F.: Когда вы 17 лет назад открывали ваш благотворительный фонд, вы сразу ставили задачей пропаганду русской культуры и искусства? Как менялась стратегия фонда?
В. П.: Когда я в 1999 году открывал свой фонд, то делал это отчасти из эгоистических соображений, мне хотелось облагородить среду вокруг себя, сделать так, чтобы приятнее жилось. Мы занимались благотворительной деятельностью и до создания фонда. В начале 1990-х делали небольшие пожертвования в самых разных областях. Я шел скорее по бизнесовой привычке, от спроса. Программы фонда мы начинали со стипендий. Я чувствовал, что студентам это нужно, а мне — интересно. Я же всегда был социально активным, и в школе, и в институте, и на работе — в каждой бочке затычка. От художественной самодеятельности до спорта и субботников — мне все это нравилось. А в 1990-е годы наступил период становления бизнеса, построения собственной компании, и я выпал из социальной жизни. Поэтому для меня начало работы со стипендиальными программами стало возвращением в привычный ритм жизни.
F.: У вашего фонда особые отношения с Эрмитажем. Правда ли, что Пиотровский приходит именно к вам советоваться по поводу своих контрактов и, например, это вы помогли ему урегулировать отношения с Фондом Гуггенхайма?

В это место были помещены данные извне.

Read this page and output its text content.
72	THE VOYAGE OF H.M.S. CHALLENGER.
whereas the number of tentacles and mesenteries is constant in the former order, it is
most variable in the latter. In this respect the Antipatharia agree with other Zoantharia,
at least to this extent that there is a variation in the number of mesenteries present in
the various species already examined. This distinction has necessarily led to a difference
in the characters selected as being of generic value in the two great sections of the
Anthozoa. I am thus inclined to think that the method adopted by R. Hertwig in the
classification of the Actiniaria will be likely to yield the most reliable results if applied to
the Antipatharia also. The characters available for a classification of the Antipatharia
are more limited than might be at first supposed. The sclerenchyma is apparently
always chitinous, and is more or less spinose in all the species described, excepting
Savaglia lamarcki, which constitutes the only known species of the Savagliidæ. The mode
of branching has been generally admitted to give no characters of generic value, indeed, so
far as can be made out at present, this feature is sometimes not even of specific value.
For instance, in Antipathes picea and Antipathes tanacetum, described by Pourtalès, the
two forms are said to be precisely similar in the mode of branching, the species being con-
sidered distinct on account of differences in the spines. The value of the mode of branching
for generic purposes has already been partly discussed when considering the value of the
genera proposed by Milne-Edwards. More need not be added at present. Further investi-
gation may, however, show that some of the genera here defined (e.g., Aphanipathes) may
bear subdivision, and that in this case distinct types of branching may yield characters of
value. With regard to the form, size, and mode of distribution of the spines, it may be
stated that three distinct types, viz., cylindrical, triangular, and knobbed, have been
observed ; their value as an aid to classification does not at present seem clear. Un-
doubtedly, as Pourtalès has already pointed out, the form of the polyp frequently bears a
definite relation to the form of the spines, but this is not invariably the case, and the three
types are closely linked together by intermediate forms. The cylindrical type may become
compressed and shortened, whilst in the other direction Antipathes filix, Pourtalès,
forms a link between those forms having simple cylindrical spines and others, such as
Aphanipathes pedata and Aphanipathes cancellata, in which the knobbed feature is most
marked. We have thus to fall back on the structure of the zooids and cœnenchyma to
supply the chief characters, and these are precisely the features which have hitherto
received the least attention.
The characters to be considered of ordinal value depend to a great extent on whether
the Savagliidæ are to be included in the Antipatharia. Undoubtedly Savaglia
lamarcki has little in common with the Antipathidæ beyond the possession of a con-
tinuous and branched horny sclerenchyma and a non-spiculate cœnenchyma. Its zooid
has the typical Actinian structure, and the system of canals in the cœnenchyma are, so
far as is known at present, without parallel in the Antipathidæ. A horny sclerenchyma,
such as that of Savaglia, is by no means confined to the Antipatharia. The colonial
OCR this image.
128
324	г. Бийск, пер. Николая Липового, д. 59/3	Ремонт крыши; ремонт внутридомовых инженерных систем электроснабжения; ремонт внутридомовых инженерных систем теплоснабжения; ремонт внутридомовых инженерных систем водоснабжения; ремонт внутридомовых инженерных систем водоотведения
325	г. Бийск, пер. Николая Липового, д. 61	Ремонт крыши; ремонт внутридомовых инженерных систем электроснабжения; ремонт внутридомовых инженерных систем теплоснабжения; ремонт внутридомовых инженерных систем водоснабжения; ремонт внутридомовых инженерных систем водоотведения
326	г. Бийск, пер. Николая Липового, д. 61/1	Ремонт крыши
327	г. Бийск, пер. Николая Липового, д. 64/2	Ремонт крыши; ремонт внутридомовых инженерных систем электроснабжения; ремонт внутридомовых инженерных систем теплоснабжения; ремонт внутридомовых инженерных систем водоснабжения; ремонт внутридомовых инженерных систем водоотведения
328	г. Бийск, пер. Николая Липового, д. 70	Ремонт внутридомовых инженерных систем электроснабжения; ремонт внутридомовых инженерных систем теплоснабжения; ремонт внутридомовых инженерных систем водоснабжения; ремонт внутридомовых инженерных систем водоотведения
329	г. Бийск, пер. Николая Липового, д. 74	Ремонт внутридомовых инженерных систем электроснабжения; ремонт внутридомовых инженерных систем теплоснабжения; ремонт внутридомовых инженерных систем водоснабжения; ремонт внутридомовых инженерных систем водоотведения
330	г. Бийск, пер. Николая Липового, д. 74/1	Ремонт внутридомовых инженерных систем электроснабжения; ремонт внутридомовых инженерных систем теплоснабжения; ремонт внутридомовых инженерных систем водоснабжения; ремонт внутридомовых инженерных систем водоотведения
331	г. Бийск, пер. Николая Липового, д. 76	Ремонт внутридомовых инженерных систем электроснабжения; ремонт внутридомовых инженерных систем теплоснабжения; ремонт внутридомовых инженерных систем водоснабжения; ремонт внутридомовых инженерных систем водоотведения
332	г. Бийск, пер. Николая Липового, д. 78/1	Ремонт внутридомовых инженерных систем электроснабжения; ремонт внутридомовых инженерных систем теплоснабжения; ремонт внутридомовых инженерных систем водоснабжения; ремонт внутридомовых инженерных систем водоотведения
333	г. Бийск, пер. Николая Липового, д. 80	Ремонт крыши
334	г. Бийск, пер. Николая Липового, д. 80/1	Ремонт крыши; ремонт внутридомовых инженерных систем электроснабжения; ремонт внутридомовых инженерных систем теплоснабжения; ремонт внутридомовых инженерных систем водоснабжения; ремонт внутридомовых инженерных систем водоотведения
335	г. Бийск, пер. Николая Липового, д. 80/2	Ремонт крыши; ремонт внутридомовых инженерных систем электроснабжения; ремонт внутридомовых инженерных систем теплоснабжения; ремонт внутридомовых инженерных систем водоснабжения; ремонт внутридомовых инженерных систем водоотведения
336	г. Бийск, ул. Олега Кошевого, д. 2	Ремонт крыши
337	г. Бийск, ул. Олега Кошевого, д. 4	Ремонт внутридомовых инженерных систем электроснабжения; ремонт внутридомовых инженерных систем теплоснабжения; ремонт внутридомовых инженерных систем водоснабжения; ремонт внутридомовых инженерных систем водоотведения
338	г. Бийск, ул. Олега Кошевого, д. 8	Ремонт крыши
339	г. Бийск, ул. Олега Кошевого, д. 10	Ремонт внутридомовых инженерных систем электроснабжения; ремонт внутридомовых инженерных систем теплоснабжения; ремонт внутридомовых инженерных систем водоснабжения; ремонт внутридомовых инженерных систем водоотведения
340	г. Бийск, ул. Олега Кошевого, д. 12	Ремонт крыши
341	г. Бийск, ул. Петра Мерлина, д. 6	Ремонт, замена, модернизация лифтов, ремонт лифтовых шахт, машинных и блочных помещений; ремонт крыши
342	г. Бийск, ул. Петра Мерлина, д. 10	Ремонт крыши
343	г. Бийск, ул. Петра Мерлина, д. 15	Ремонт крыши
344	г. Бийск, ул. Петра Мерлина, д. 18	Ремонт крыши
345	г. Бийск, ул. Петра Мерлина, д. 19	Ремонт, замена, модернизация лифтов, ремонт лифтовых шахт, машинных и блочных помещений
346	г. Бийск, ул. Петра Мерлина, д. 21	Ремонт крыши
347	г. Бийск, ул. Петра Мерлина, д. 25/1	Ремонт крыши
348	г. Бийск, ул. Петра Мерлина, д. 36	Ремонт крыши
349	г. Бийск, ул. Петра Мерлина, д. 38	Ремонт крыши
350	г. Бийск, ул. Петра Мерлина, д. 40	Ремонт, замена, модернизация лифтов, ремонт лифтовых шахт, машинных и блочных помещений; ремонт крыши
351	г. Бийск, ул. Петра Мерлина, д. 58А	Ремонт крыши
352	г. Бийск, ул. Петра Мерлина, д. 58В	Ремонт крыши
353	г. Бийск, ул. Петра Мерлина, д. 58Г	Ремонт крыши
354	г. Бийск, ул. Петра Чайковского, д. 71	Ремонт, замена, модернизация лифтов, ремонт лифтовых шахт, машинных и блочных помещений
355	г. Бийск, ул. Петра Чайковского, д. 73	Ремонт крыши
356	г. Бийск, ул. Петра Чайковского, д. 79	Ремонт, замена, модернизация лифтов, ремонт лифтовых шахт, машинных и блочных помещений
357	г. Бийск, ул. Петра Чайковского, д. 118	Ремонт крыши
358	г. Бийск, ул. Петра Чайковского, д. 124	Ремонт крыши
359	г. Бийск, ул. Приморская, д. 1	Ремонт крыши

В. П.: Мы начали активно сотрудничать весной 2001 года. К тому времени мы уже несколько лет активно работали вместе с Михаилом Пиотровским, какая-то химия в отношениях возникла. Было создано небольшое бюро, приглашены юристы, специалисты по страхованию и перевозке предметов искусства, они готовили документы для переговоров. А совет мой Пиотровскому понадобился, когда уже совместно с Фондом Гуггенхайма был открыт Эрмитаж в Лас-Вегасе, в отеле The Venetian. Там шли две выставки: импрессионисты и постимпрессионисты из Эрмитажа и — не смейтесь — выставка мотоциклов, которую организовал директор Фонда Гуггенхайма Томас Кренц, фанат мотоспорта. Считалось, что выставки дополняют друг друга. Людям, которые зашли посмотреть живопись в перерывах между игрой в казино, конечно, многого не надо. А три-четыре зала в самый раз. Таким образом надеялись заработать какие-то деньги для Эрмитажа. Кренц, как нормальный жадный бизнесмен, позарился на долю в прибыли от проекта. Но прибыли большой не было. Очень дорого стоила аренда помещения в The Venetian. Владелец отеля как бизнесмен Кренца переиграл. И через несколько лет возник вопрос: что же дальше с музеем делать? И когда нужно было перезаключать контракт, Пиотровский пришел за советом. Я Михаилу Борисовичу подставил плечо в переговорах, со всеми нашими бизнесовыми приемчиками. И вышло так: насколько Пиотровскому трудно приходилось с Кренцем, настолько Кренцу стало нелегко, когда за переговоры взялся я. Что называется, связался черт с младенцем. Мы вернули все и даже больше. А через год Кренц уволился.
F.: Вы возглавляете попечительский совет музея, стали инициатором создания эндаумента Эрмитажа, вложив $6 млн. Что вам это дает — эмоциональное удовольствие, энергетическую подзарядку?